Daily Sip: Canal or Reservoir?

This originally appeared as part of the Daily Sip, a website from Charles LaFond, an Episcopal Priest who raises money for the homeless and lives on a horse farm in New Mexico with his dog Kai. offering daily meditations and reflections

 

 

“In the Church at present day, we have many canals, few reservoirs.”

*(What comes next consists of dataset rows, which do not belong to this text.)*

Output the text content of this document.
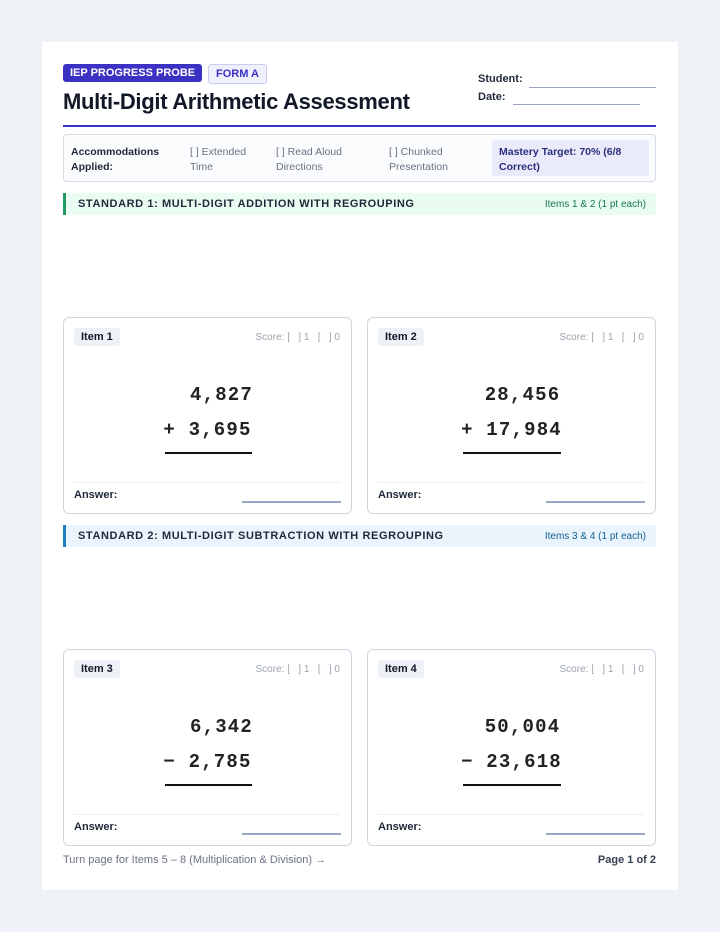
IEP PROGRESS PROBE	FORM A
Multi-Digit Arithmetic Assessment
Student:
Date:
Accommodations Applied:
[ ] Extended Time
[ ] Read Aloud Directions
[ ] Chunked Presentation
Mastery Target: 70% (6/8 Correct)
STANDARD 1: MULTI-DIGIT ADDITION WITH REGROUPING	Items 1 & 2 (1 pt each)
Item 1	Score: [   ] 1   [   ] 0
4,827
+ 3,695
Answer:
Item 2	Score: [   ] 1   [   ] 0
28,456
+ 17,984
Answer:
STANDARD 2: MULTI-DIGIT SUBTRACTION WITH REGROUPING	Items 3 & 4 (1 pt each)
Item 3	Score: [   ] 1   [   ] 0
6,342
− 2,785
Answer:
Item 4	Score: [   ] 1   [   ] 0
50,004
− 23,618
Answer:
Turn page for Items 5 – 8 (Multiplication & Division) →	Page 1 of 2
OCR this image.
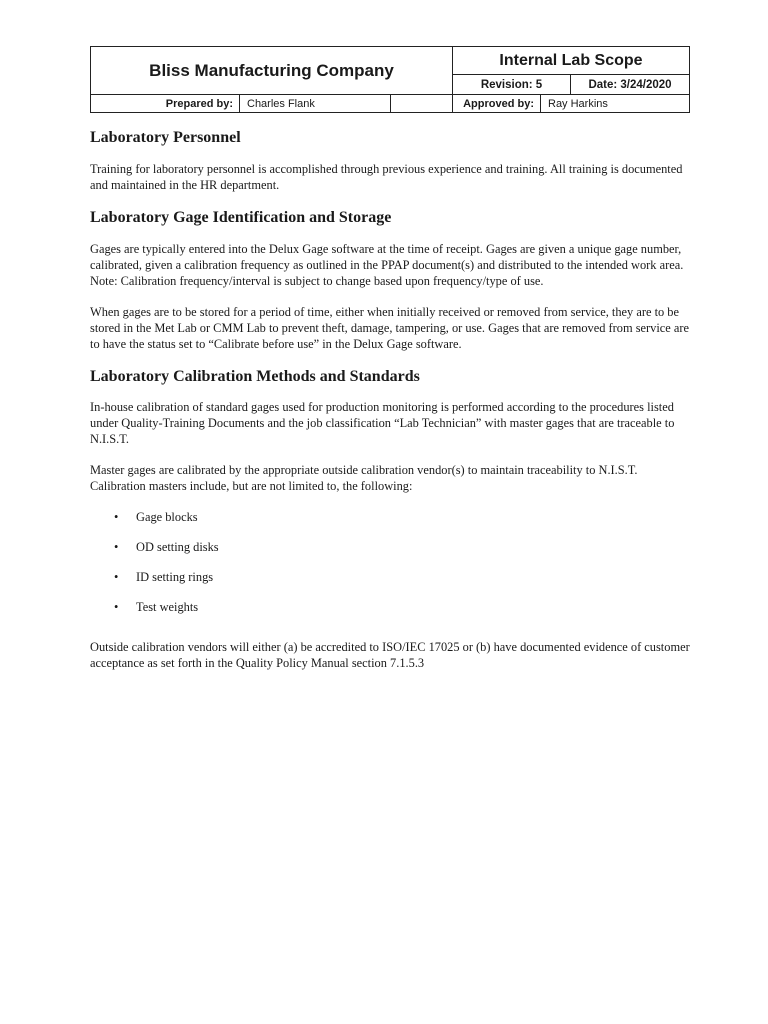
Bliss Manufacturing Company
Internal Lab Scope
Revision: 5	Date: 3/24/2020
Prepared by:	Charles Flank	Approved by:	Ray Harkins
Laboratory Personnel

Training for laboratory personnel is accomplished through previous experience and training. All training is documented and maintained in the HR department.

Laboratory Gage Identification and Storage

Gages are typically entered into the Delux Gage software at the time of receipt. Gages are given a unique gage number, calibrated, given a calibration frequency as outlined in the PPAP document(s) and distributed to the intended work area. Note: Calibration frequency/interval is subject to change based upon frequency/type of use.

When gages are to be stored for a period of time, either when initially received or removed from service, they are to be stored in the Met Lab or CMM Lab to prevent theft, damage, tampering, or use. Gages that are removed from service are to have the status set to “Calibrate before use” in the Delux Gage software.

Laboratory Calibration Methods and Standards

In-house calibration of standard gages used for production monitoring is performed according to the procedures listed under Quality-Training Documents and the job classification “Lab Technician” with master gages that are traceable to N.I.S.T.

Master gages are calibrated by the appropriate outside calibration vendor(s) to maintain traceability to N.I.S.T. Calibration masters include, but are not limited to, the following:

• Gage blocks
• OD setting disks
• ID setting rings
• Test weights

Outside calibration vendors will either (a) be accredited to ISO/IEC 17025 or (b) have documented evidence of customer acceptance as set forth in the Quality Policy Manual section 7.1.5.3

Bernard of Clairvaux 1090-1153, Sermon on the Song of Songs, Sermon 18

 

Bernard of Clairvaux

Soon the Episcopal Church will gather itself… well, not really.  Just the people who are elected and the “professionals” with actually gather; the rest of us will read, I suppose, what they decide upon. The kind of person who wants election to high office and high conversation at conventions is, well, a certain kind of person.  We must, therefore discern well you and I. What kind of person is speaking?  What kind of person is writing?  Do I see canal or reservoir?

 

The canal races, turbulent, pouring out; and when depleted, dries up.  But a reservoir with a fresh SOURCE will always and only pour out from its overflowing.  Such a different kind of water! Still, and yet constantly fresh – expressive of its bounty. Discerning and lifting up the reservoirs – that is our work!

 

Who is a canal and who is a reservoir? I know.  Labels are so dangerous.  It is how we dominate, how we judge, and how we set aside people we don’t like or disagree with.  But do we not have some responsibility to live the kind of life which discerns?

 

“With whom am I speaking? What am I reading right now?   Right now.  In this moment.  Is this a saint or a politician? What kind of voice am I reading, right now?

 

Anyone walking those halls of the General Convention will need discernment as do you and I as we read and watch.  If I really felt that the thousands of bishops, clergy and uber-Episcopalians, lining up at the hotel Starbucks, fueling their energies for a day of politics – if I was sure they had spent their morning, and all their other mornings, in silent prayer, meditation, self-examination, study and listening – well, perhaps then I might feel better about the whole thing.  We would be seeing a convention of reservoirs.  But too often the people lunging for that scene are canals – fast-moving-water, not sure of a destination – careening- high on the speed of it all and soon, dry.

 

Danger, Will Robinson!

 

Choosing to be the reservoir, and not the canal, takes determination and no small amount of courage.  It is humbling to get off the race-track and simply be a puddle.

 

You (most of you) and I will not be at General Convention.  We are staying home to pray for it.  And pray we must, for there is much at stake right now. Prophets will show up calling the church to re-form or even perhaps reform. They may, as is always the case, be killed.  Probably not literally, just professionally. The church politicians will rant and rave, sure as they are of this mystery we name church.

 

The question we will need to ask, as we see real humans working hard to make their statements, fight for votes, lobby for their points of view; is the same question on the lips of Bernard of Clairvaux in the 10th century. Humans are still humans 1000 years later. His question (one which probably made the bishops of his day nervous then, as now) was “Are you a canal or are you a reservoir?”

 

You and I, who are not wandering the polished halls of expensive hotels and standing in the lines of Starbucks on the way to hearings – you and I have only one question to ask about the people we hear speaking and see writing.  It is this: “Am I seeing a person who is a canal or am I seeing a person who is a reservoir?”  The hard thing is that we may not know.  The easy thing is that God does.  The sneaky thing is God’s mischievousness – the Holy Spirit will tell us.

 

The future of the church will not be determined by the outcomes of diocesan elections and General Conventions. The future of the Church, as She molts, will be determined by our discernment and the number of the reservoirs we can find down in the quiet fields, away from the loud rapids.